I had just moved to Spencer in September, and as I looked out my window that cold December night, my breath fogging up the window pane before me…as I watched the Spencer Christmas parade, the high point of Christmas in Spencer, from my apartment, warm salty tears fell down my face. The dreadful horn honking went on for a half hour. The trucks were nice but not … Christmas-y. There was no Christmas music or Christmas creche or even Santa Claus. I think there may have been a Christmas Queen waving to the big crowd from a big truck, but that was it. It felt like there was no Christmas in Spencer. No town holiday lights were strung along the lampposts on Main Street. No town Christmas tree. No Christmas wreaths hung on the doors of most of the small businesses. And everyone, including the Christmas queen, seemed to be wearing the lightest of fall jackets. And as I looked out my window, roused out of a restless sleep on my bed, startled by all the horn honking and siren screeching, I saw below me Pottersville, right out of the old James Stewart movie, IT’S A WONDERFUL LIFE. Before George Bailey (Stewart) wakes up from his nightmare and his town is back to its old sparkly decorated cute Christmas self. Then I saw in the Spencer crowd a little girl (was she four years old? five?) sitting on her dad’s shoulders to better see the Christmas parade.
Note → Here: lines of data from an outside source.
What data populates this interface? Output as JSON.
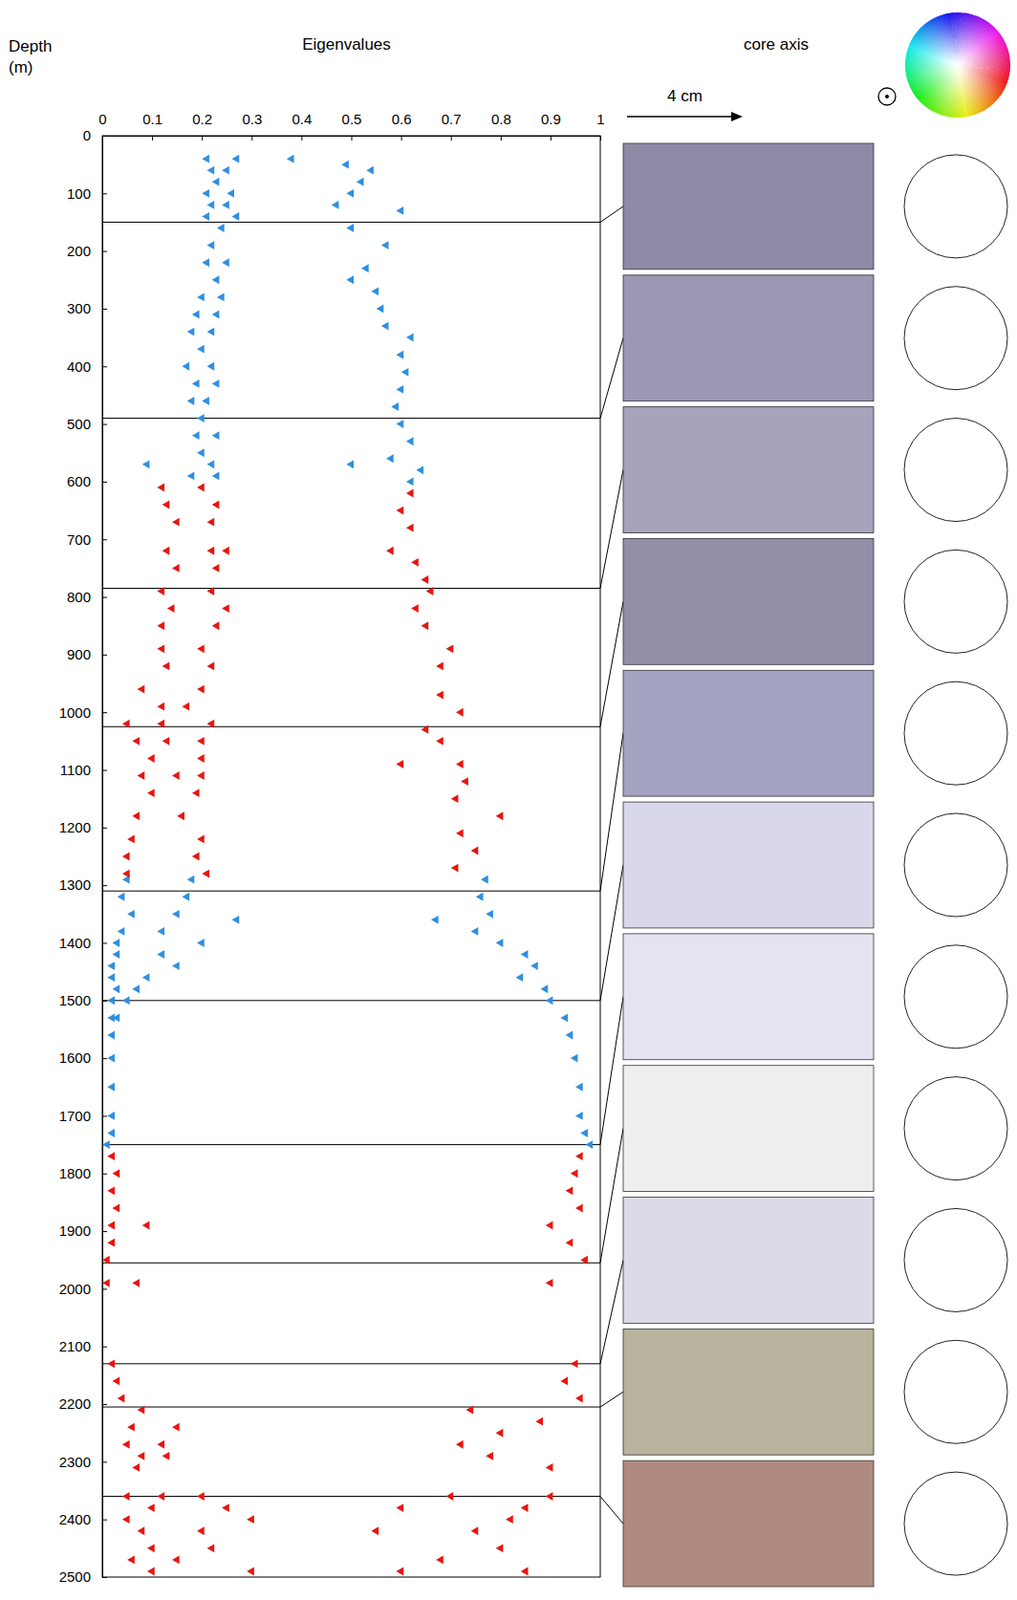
{
  "chart_data": {
    "type": "scatter",
    "x_label": "Eigenvalues",
    "y_label": "Depth (m)",
    "core_axis_label": "core axis",
    "scale_bar_label": "4 cm",
    "xlim": [
      0,
      1
    ],
    "ylim": [
      0,
      2500
    ],
    "xticks": [
      0,
      0.1,
      0.2,
      0.3,
      0.4,
      0.5,
      0.6,
      0.7,
      0.8,
      0.9,
      1
    ],
    "yticks": [
      0,
      100,
      200,
      300,
      400,
      500,
      600,
      700,
      800,
      900,
      1000,
      1100,
      1200,
      1300,
      1400,
      1500,
      1600,
      1700,
      1800,
      1900,
      2000,
      2100,
      2200,
      2300,
      2400,
      2500
    ],
    "marker": "triangle",
    "section_depths": [
      150,
      490,
      785,
      1025,
      1310,
      1500,
      1750,
      1955,
      2130,
      2205,
      2360
    ],
    "series": [
      {
        "color": "#2f8fe0",
        "y": [
          40,
          40,
          60,
          60,
          80,
          100,
          100,
          120,
          120,
          140,
          140,
          160,
          190,
          220,
          220,
          250,
          280,
          280,
          310,
          310,
          340,
          340,
          370,
          400,
          400,
          430,
          430,
          460,
          460,
          490,
          520,
          520,
          550,
          570,
          570,
          590,
          590,
          40,
          50,
          60,
          80,
          100,
          120,
          130,
          160,
          190,
          230,
          250,
          270,
          300,
          330,
          350,
          380,
          410,
          440,
          470,
          500,
          530,
          560,
          570,
          580,
          600,
          1290,
          1290,
          1320,
          1320,
          1350,
          1350,
          1360,
          1380,
          1380,
          1400,
          1400,
          1420,
          1420,
          1440,
          1440,
          1460,
          1460,
          1480,
          1480,
          1500,
          1500,
          1530,
          1530,
          1560,
          1600,
          1650,
          1700,
          1730,
          1750,
          1290,
          1320,
          1350,
          1360,
          1380,
          1400,
          1420,
          1440,
          1460,
          1480,
          1500,
          1530,
          1560,
          1600,
          1650,
          1700,
          1730,
          1750
        ],
        "x": [
          0.21,
          0.27,
          0.22,
          0.25,
          0.23,
          0.21,
          0.26,
          0.22,
          0.25,
          0.21,
          0.27,
          0.24,
          0.22,
          0.21,
          0.25,
          0.23,
          0.2,
          0.24,
          0.19,
          0.23,
          0.18,
          0.22,
          0.2,
          0.17,
          0.22,
          0.19,
          0.23,
          0.18,
          0.21,
          0.2,
          0.19,
          0.23,
          0.2,
          0.09,
          0.22,
          0.18,
          0.23,
          0.38,
          0.49,
          0.54,
          0.52,
          0.5,
          0.47,
          0.6,
          0.5,
          0.57,
          0.53,
          0.5,
          0.55,
          0.56,
          0.57,
          0.62,
          0.6,
          0.61,
          0.6,
          0.59,
          0.6,
          0.62,
          0.58,
          0.5,
          0.64,
          0.62,
          0.05,
          0.18,
          0.04,
          0.17,
          0.06,
          0.15,
          0.27,
          0.04,
          0.12,
          0.03,
          0.2,
          0.03,
          0.12,
          0.02,
          0.15,
          0.02,
          0.09,
          0.03,
          0.07,
          0.02,
          0.05,
          0.02,
          0.03,
          0.02,
          0.02,
          0.02,
          0.02,
          0.02,
          0.01,
          0.77,
          0.76,
          0.78,
          0.67,
          0.75,
          0.8,
          0.85,
          0.87,
          0.84,
          0.89,
          0.9,
          0.93,
          0.94,
          0.95,
          0.96,
          0.96,
          0.97,
          0.98
        ]
      },
      {
        "color": "#e8150f",
        "y": [
          610,
          610,
          640,
          640,
          670,
          670,
          720,
          720,
          720,
          750,
          750,
          790,
          790,
          820,
          820,
          850,
          850,
          890,
          890,
          920,
          920,
          960,
          960,
          990,
          990,
          1020,
          1020,
          1020,
          1050,
          1050,
          1050,
          1080,
          1080,
          1110,
          1110,
          1110,
          1140,
          1140,
          1180,
          1180,
          1220,
          1220,
          1250,
          1250,
          1280,
          1280,
          620,
          650,
          680,
          720,
          740,
          770,
          790,
          820,
          850,
          890,
          920,
          970,
          1000,
          1030,
          1050,
          1090,
          1090,
          1120,
          1150,
          1180,
          1210,
          1240,
          1270,
          1770,
          1800,
          1830,
          1860,
          1890,
          1890,
          1920,
          1950,
          1990,
          1990,
          1770,
          1800,
          1830,
          1860,
          1890,
          1920,
          1950,
          1990,
          2130,
          2160,
          2190,
          2210,
          2240,
          2240,
          2270,
          2270,
          2290,
          2290,
          2310,
          2360,
          2360,
          2360,
          2380,
          2380,
          2400,
          2400,
          2420,
          2420,
          2450,
          2450,
          2470,
          2470,
          2490,
          2490,
          2130,
          2160,
          2190,
          2210,
          2230,
          2250,
          2270,
          2290,
          2310,
          2360,
          2360,
          2380,
          2380,
          2400,
          2420,
          2420,
          2450,
          2470,
          2490,
          2490
        ],
        "x": [
          0.12,
          0.2,
          0.13,
          0.23,
          0.15,
          0.22,
          0.13,
          0.22,
          0.25,
          0.15,
          0.23,
          0.12,
          0.22,
          0.14,
          0.25,
          0.12,
          0.23,
          0.12,
          0.2,
          0.13,
          0.22,
          0.08,
          0.2,
          0.12,
          0.17,
          0.05,
          0.12,
          0.22,
          0.07,
          0.13,
          0.2,
          0.1,
          0.2,
          0.08,
          0.15,
          0.2,
          0.1,
          0.19,
          0.07,
          0.16,
          0.06,
          0.2,
          0.05,
          0.19,
          0.05,
          0.21,
          0.62,
          0.6,
          0.62,
          0.58,
          0.63,
          0.65,
          0.66,
          0.63,
          0.65,
          0.7,
          0.68,
          0.68,
          0.72,
          0.65,
          0.68,
          0.6,
          0.72,
          0.73,
          0.71,
          0.8,
          0.72,
          0.75,
          0.71,
          0.02,
          0.03,
          0.02,
          0.03,
          0.02,
          0.09,
          0.02,
          0.01,
          0.01,
          0.07,
          0.96,
          0.95,
          0.94,
          0.96,
          0.9,
          0.94,
          0.97,
          0.9,
          0.02,
          0.03,
          0.04,
          0.08,
          0.06,
          0.15,
          0.05,
          0.12,
          0.08,
          0.13,
          0.07,
          0.05,
          0.12,
          0.2,
          0.1,
          0.25,
          0.05,
          0.3,
          0.08,
          0.2,
          0.1,
          0.22,
          0.06,
          0.15,
          0.1,
          0.3,
          0.95,
          0.93,
          0.96,
          0.74,
          0.88,
          0.8,
          0.72,
          0.78,
          0.9,
          0.9,
          0.7,
          0.6,
          0.85,
          0.82,
          0.55,
          0.75,
          0.8,
          0.68,
          0.6,
          0.85
        ]
      }
    ]
  }
}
She was wearing a pink fall jacket and watching the parade intently and giggling and having a great ol’ time. She wasn’t wearing a hat or mittens or gloves on this harshest of country winter nights, and yet here she was, waving to beat the band, positively ecstatic. So I cried even harder! She and her father looked so poor! They seemed so nice! Would the little girls’ tiny fingers get frost bitten?! What kind of apartment did she and her family live in? Was it safe and warm inside?

IMG20230416093320
The Spencer PD always leads the parade!

Here it is spring time and I’m not crying over a Spencer parade. I am seeing it for what it is: a town, a poorer town in rich Massachusetts, coming together, neighbor to neighbor, friend to friend, family member to family member, finding joy in what is given to them, taking part in a community tradition, the town parade … living in their moment in their town, making another memory for themselves in their place, their home, their beloved Spencer.